BACKGROUND: Emerging hallmark of cancer is reprogrammed cellular metabolism, increased glycolytic metabolism is physiological characteristic of humanmalignant neoplasms. Saponin monomer 13 of the dwarf lilyturf tuber (DT-13) is the main steroidal saponin from Liriopes Radix, which has been reported to exert anti-inflammation and anti-tumor activities but low toxicity to normal tissue. However, the effect of DT-13 on metabolism process is still unclear. PURPOSE: This study aims to characterize the role of DT-13 in glucose metabolism in colorectal cancer cells, and investigate whether the metabolism process is involved in the anti-cancer response of DT-13. METHODS: Colony formation assay was employed to determine anti-proliferative effect induced by DT-13 at 2.5, 5, 10 μM. Apoptosis and cell cycle arrest were detected by Annexin V/PI staining and PI staining, respectively. Genetic inhibition of glycolytic metabolism was carried out by knockdown of GLUT1. Orthotopic implantation mouse model of colorectal cancer was used to assess in vivo antitumor effect of DT-13 (0.625, 1.25, 2.5 mg/kg). The chemoprevention effect of DT-13 (10mg/kg) was evaluated by using C57BL/6J APCmin mice model. Glycolytic-related key enzymes and AMPK pathway were detected by using quantitative real-time PCR, western blotting, and immunohistochemical staining. RESULTS: Our results showed that cell proliferation was significantly inhibited by DT-13 in a dose-dependent manner.

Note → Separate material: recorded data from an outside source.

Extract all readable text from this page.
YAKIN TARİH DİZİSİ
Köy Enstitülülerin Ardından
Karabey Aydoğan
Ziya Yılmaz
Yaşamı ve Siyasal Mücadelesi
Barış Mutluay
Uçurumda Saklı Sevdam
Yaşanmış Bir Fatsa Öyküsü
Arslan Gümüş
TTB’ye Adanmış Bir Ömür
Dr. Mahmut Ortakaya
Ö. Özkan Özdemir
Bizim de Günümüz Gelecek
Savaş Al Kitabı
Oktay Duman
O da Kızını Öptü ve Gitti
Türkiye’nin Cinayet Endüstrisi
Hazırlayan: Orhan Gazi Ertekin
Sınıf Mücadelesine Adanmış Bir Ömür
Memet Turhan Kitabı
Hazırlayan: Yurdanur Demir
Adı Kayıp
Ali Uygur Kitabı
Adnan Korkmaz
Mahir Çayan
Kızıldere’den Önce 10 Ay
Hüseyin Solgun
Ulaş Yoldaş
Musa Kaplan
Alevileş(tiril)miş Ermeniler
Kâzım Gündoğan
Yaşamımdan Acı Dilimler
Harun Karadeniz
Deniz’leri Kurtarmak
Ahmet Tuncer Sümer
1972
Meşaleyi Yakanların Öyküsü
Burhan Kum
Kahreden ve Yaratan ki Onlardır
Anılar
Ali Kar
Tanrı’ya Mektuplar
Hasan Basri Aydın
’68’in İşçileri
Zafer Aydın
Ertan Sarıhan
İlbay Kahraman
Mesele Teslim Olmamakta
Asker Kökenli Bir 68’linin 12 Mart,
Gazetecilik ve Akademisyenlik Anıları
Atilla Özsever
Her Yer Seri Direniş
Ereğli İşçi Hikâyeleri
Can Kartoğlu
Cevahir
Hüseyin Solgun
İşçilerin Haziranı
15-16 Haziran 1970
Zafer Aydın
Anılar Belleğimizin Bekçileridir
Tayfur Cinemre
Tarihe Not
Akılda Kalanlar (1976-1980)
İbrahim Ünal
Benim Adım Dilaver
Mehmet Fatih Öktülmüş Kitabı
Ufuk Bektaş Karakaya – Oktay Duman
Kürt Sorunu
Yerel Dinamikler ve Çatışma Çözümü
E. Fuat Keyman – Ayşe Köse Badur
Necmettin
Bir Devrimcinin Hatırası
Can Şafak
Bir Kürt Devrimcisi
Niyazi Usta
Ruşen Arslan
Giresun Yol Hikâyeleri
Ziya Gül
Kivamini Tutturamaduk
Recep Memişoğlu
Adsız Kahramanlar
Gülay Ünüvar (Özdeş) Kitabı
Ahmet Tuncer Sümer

DT-13 inhibited glucose uptake, ATP generation, and reduced lactate production. Furthermore, DT-13 remarkably inhibited GLUT1 expression in both mRNA and protein levels. Knocking down of GLUT1 led to reduced inhibition of glucose uptake after DT-13 treatment. Moreover, deletion of GLUT1 decreased inhibitory ratio of DT-13 on cancer growth. Orthotopic implantation mouse model of colorectal cancer further confirmed that DT-13 inhibited colorectal cancer growth via blocking GLUT1 in vivo. In addition, C57BL/6J APCmin mice model revealed that DT-13 dramatically reduced the total number of spontaneous adenomas in intestinal, which further confirmed the anti-tumor activity of DT-13 in colorectal cancer. Furthermore, the mechanistically investigation showed DT-13 activated AMPK and inhibited m-TOR to block cancer growth in vitro. CONCLUSION:DT-13 is a potent anticancer agent for colorectal cancer.